A Potpourri of Social History Talks – Winter Series
This all series ticket covers all three talks in the Winter “Potpourri of Social History” talks series, for the discounted price of £12.50 (members £10.00). You may also book each talk individually – see each separate event page. All three talks are on Thursdays at 2pm and last about an hour. Afterwards there will be time for questions and discussion. This is an online talks series using Zoom.
Thursday 25 January “Women in World War Two” 2 – 3.15pm with Bill King
Often overlooked, discover how the talents of women were integrated into the British war effort on the Home Front, in industry and in the Armed Forces at every level during World War Two. Bill is a popular speaker and his talks are meticulously researched.
Thursday 22 February “Maiwand and The Great Game” 2 – 3.15pm with Mike Cooper
The impressive cast iron statue of a lion in Forbury Gardens, Reading has become one of the most iconic images of Reading. The Lion is posed snarling defiance to the north – towards Russia. Built by George Blackall Simonds and unveiled in 1886, it commemorates those who died in the Battle of Maiwand. Yet few of us probably know much about the battle and its tragic association with Berkshire. In this talk, Mike Cooper looks at the Battle of Maiwand against the background of Anglo-Russian rivalry in Asia – The Great Game – something he’s been following for 40 years – and the history of the lion itself.
Thursday 21 March “The Battle of Britain” 2 – 3.15pm with Richard Marks
In 1940, Britain stood alone following the fall of France. With the German army poised across the channel, only the RAF could prevent the Luftwaffe from gaining the air supremacy needed to successfully mount the expected invasion. Historian Richard Marks will look at how the RAF’s systems and equipment allowed them to prevent the invasion.
Zoom Talk Requirements
To join these talks, you will need a computer device with speakers.
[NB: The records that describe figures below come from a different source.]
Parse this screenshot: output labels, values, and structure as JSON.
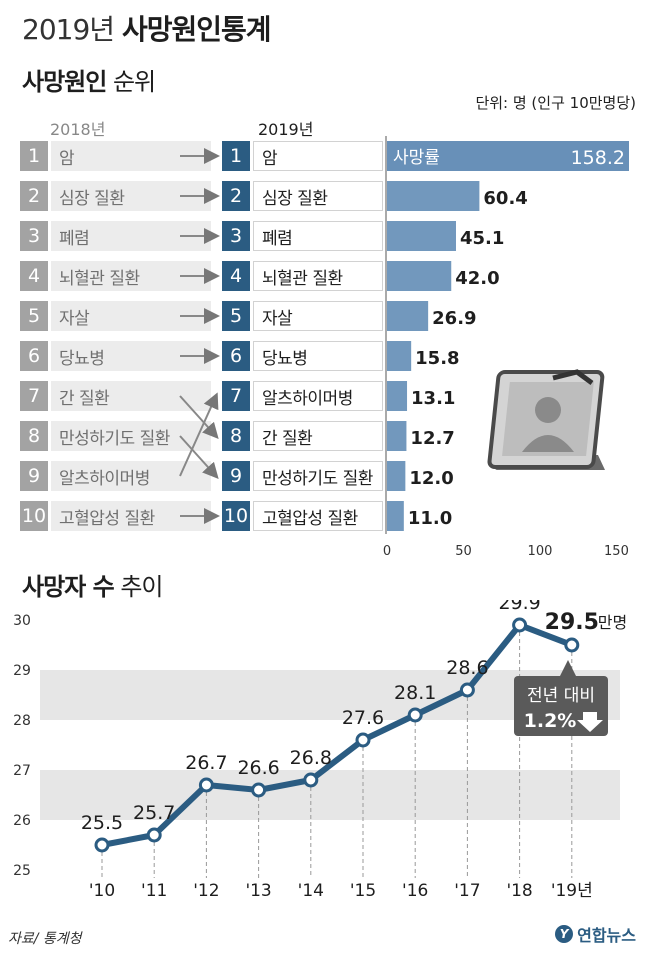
{
  "header": {
    "title_year": "2019년",
    "title_main": "사망원인통계"
  },
  "ranking": {
    "section_bold": "사망원인",
    "section_light": "순위",
    "unit": "단위: 명 (인구 10만명당)",
    "col_2018": "2018년",
    "col_2019": "2019년",
    "rank_numbers": [
      "1",
      "2",
      "3",
      "4",
      "5",
      "6",
      "7",
      "8",
      "9",
      "10"
    ],
    "causes_2018": [
      "암",
      "심장 질환",
      "폐렴",
      "뇌혈관 질환",
      "자살",
      "당뇨병",
      "간 질환",
      "만성하기도 질환",
      "알츠하이머병",
      "고혈압성 질환"
    ],
    "causes_2019": [
      "암",
      "심장 질환",
      "폐렴",
      "뇌혈관 질환",
      "자살",
      "당뇨병",
      "알츠하이머병",
      "간 질환",
      "만성하기도 질환",
      "고혈압성 질환"
    ]
  },
  "chart_data": [
    {
      "type": "bar",
      "orientation": "horizontal",
      "categories": [
        "암",
        "심장 질환",
        "폐렴",
        "뇌혈관 질환",
        "자살",
        "당뇨병",
        "알츠하이머병",
        "간 질환",
        "만성하기도 질환",
        "고혈압성 질환"
      ],
      "values": [
        158.2,
        60.4,
        45.1,
        42.0,
        26.9,
        15.8,
        13.1,
        12.7,
        12.0,
        11.0
      ],
      "value_labels": [
        "158.2",
        "60.4",
        "45.1",
        "42.0",
        "26.9",
        "15.8",
        "13.1",
        "12.7",
        "12.0",
        "11.0"
      ],
      "inbar_label": "사망률",
      "xlim": [
        0,
        158.2
      ],
      "xticks": [
        "0",
        "50",
        "100",
        "150"
      ],
      "xtick_values": [
        0,
        50,
        100,
        150
      ],
      "bar_color": "#7298bd",
      "top_bar_color": "#6890b8"
    },
    {
      "type": "line",
      "section_bold": "사망자 수",
      "section_light": "추이",
      "x": [
        "'10",
        "'11",
        "'12",
        "'13",
        "'14",
        "'15",
        "'16",
        "'17",
        "'18",
        "'19년"
      ],
      "values": [
        25.5,
        25.7,
        26.7,
        26.6,
        26.8,
        27.6,
        28.1,
        28.6,
        29.9,
        29.5
      ],
      "value_labels": [
        "25.5",
        "25.7",
        "26.7",
        "26.6",
        "26.8",
        "27.6",
        "28.1",
        "28.6",
        "29.9",
        "29.5"
      ],
      "last_unit": "만명",
      "ylim": [
        25,
        30
      ],
      "yticks": [
        "25",
        "26",
        "27",
        "28",
        "29",
        "30"
      ],
      "ytick_values": [
        25,
        26,
        27,
        28,
        29,
        30
      ],
      "line_color": "#2b5c82",
      "callout_line1": "전년 대비",
      "callout_line2": "1.2%",
      "grid": "horizontal-bands"
    }
  ],
  "footer": {
    "source": "자료/ 통계청",
    "logo_text": "연합뉴스",
    "logo_mark": "Y"
  }
}
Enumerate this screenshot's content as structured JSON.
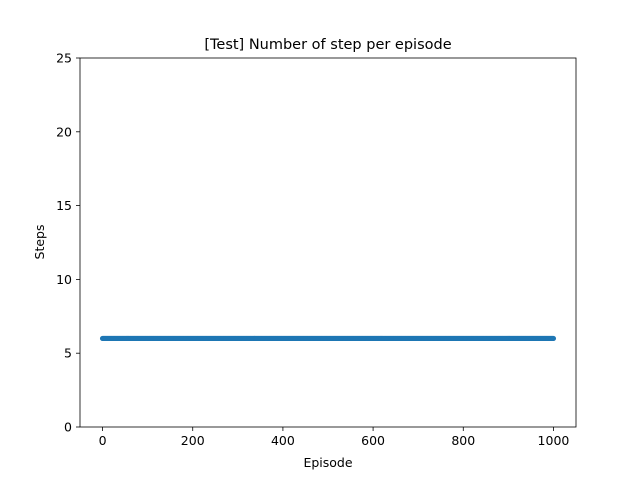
{
  "chart_data": {
    "type": "scatter",
    "title": "[Test] Number of step per episode",
    "xlabel": "Episode",
    "ylabel": "Steps",
    "xlim": [
      -50,
      1050
    ],
    "ylim": [
      0,
      25
    ],
    "xticks": [
      0,
      200,
      400,
      600,
      800,
      1000
    ],
    "yticks": [
      0,
      5,
      10,
      15,
      20,
      25
    ],
    "grid": false,
    "marker_color": "#1f77b4",
    "series": [
      {
        "x_start": 0,
        "x_end": 1000,
        "x_step": 1,
        "y": 6
      }
    ]
  }
}
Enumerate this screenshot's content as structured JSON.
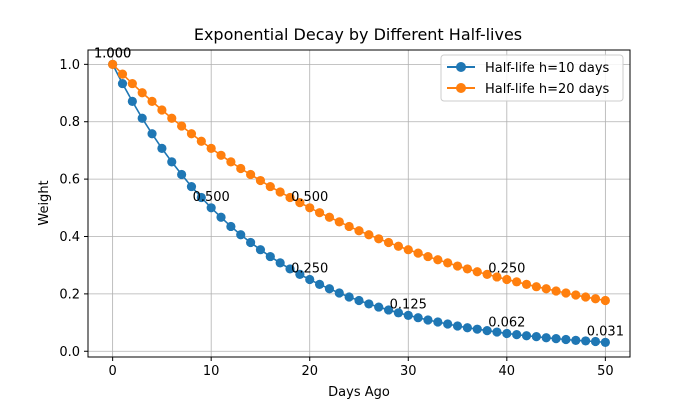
{
  "chart_data": {
    "type": "line",
    "title": "Exponential Decay by Different Half-lives",
    "xlabel": "Days Ago",
    "ylabel": "Weight",
    "xlim": [
      -2.5,
      52.5
    ],
    "ylim": [
      -0.02,
      1.05
    ],
    "xticks": [
      0,
      10,
      20,
      30,
      40,
      50
    ],
    "yticks": [
      0.0,
      0.2,
      0.4,
      0.6,
      0.8,
      1.0
    ],
    "xtick_labels": [
      "0",
      "10",
      "20",
      "30",
      "40",
      "50"
    ],
    "ytick_labels": [
      "0.0",
      "0.2",
      "0.4",
      "0.6",
      "0.8",
      "1.0"
    ],
    "grid": true,
    "legend_position": "top-right",
    "x": [
      0,
      1,
      2,
      3,
      4,
      5,
      6,
      7,
      8,
      9,
      10,
      11,
      12,
      13,
      14,
      15,
      16,
      17,
      18,
      19,
      20,
      21,
      22,
      23,
      24,
      25,
      26,
      27,
      28,
      29,
      30,
      31,
      32,
      33,
      34,
      35,
      36,
      37,
      38,
      39,
      40,
      41,
      42,
      43,
      44,
      45,
      46,
      47,
      48,
      49,
      50
    ],
    "series": [
      {
        "name": "Half-life h=10 days",
        "color": "#1f77b4",
        "values": [
          1.0,
          0.933,
          0.871,
          0.812,
          0.758,
          0.707,
          0.66,
          0.616,
          0.574,
          0.536,
          0.5,
          0.467,
          0.435,
          0.406,
          0.379,
          0.354,
          0.33,
          0.308,
          0.287,
          0.268,
          0.25,
          0.233,
          0.218,
          0.203,
          0.189,
          0.177,
          0.165,
          0.154,
          0.144,
          0.134,
          0.125,
          0.117,
          0.109,
          0.102,
          0.095,
          0.088,
          0.082,
          0.077,
          0.072,
          0.067,
          0.062,
          0.058,
          0.054,
          0.051,
          0.047,
          0.044,
          0.041,
          0.038,
          0.036,
          0.034,
          0.031
        ]
      },
      {
        "name": "Half-life h=20 days",
        "color": "#ff7f0e",
        "values": [
          1.0,
          0.966,
          0.933,
          0.901,
          0.871,
          0.841,
          0.812,
          0.785,
          0.758,
          0.732,
          0.707,
          0.683,
          0.66,
          0.637,
          0.616,
          0.595,
          0.574,
          0.555,
          0.536,
          0.518,
          0.5,
          0.483,
          0.467,
          0.451,
          0.435,
          0.42,
          0.406,
          0.392,
          0.379,
          0.366,
          0.354,
          0.342,
          0.33,
          0.319,
          0.308,
          0.297,
          0.287,
          0.277,
          0.268,
          0.259,
          0.25,
          0.242,
          0.233,
          0.225,
          0.218,
          0.21,
          0.203,
          0.196,
          0.189,
          0.183,
          0.177
        ]
      }
    ],
    "annotations": [
      {
        "x": 0,
        "y": 1.0,
        "text": "1.000"
      },
      {
        "x": 10,
        "y": 0.5,
        "text": "0.500"
      },
      {
        "x": 20,
        "y": 0.25,
        "text": "0.250"
      },
      {
        "x": 30,
        "y": 0.125,
        "text": "0.125"
      },
      {
        "x": 40,
        "y": 0.062,
        "text": "0.062"
      },
      {
        "x": 50,
        "y": 0.031,
        "text": "0.031"
      },
      {
        "x": 0,
        "y": 1.0,
        "text": "1.000"
      },
      {
        "x": 20,
        "y": 0.5,
        "text": "0.500"
      },
      {
        "x": 40,
        "y": 0.25,
        "text": "0.250"
      }
    ]
  }
}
Ideally, also a webcam and microphone. You also need to be able to access the internet from it. First-time users of Zoom, will need to download a small piece of software – included in the link.
How to Book
Pre-booking is required because places are limited. Full joining instructions will be emailed to attendees in advance. Bookings close one day before the first event.
To book – scroll down.
Bills’ main historical specialism is the Second World War, with particular reference to the role of Airborne and Special forces and in clandestine warfare. He has conducted extensive research on the role of the British Resistance Organisation (Auxiliary Units) and has contributed to the books ‘With Britain in Mortal Danger’ (2002) and ‘Churchill’s Underground Army’ (2008).
Bills interests and research has led him to contributing articles to ‘After the Battle’ magazine and to elements of the books ‘D-Day – Then and Now’, ‘Operation Market – Garden – then and now’ and ‘Glenn Miller in Britain – Then and Now’. He is a former Chairman of the Ridgeway Military and Aviation Research Group (RMARG) and is a member of The Western Front Association and of the Military Vehicle Trust.
Bill has appeared on radio and TV on many occasions, including Countryfile’ on BBC1, ‘History Mysteries’ on BBC2, the Channel 4 series ‘Dads Secret Army’, the Channel 5 Select series ‘Secrets of the National Trust’, and ‘The Thames, Britain’s Great River’ with Tony Robinson. In addition, Bill is a regular speaker throughout Wiltshire, Berkshire, Gloucestershire, Oxfordshire and Dorset.
Mike has had a lifelong interest in history, especially military and local history. Following a history degree at the University of Reading he worked as a librarian, with both the University and Reading Library. In addition to work on librarianship, he has had three books on the history of Reading published. Mike works for Reading Borough Council, and lives in Tilehurst with his wife and Moggy the Cat.
Richard is a published historian based in Berkshire who specialises in industrial, military, and railway history and also the history of science. His current areas of research are industrial development in the Victorian period, the development of the railway and canal systems in Britain in the mid to late 19th Century and the history of British Rail. Richard’s book about British Rail Engineering is due to be published by Pen and Sword early in 2024. He is currently researching a PhD in economic history and a new book about the Wantage Tramway Company.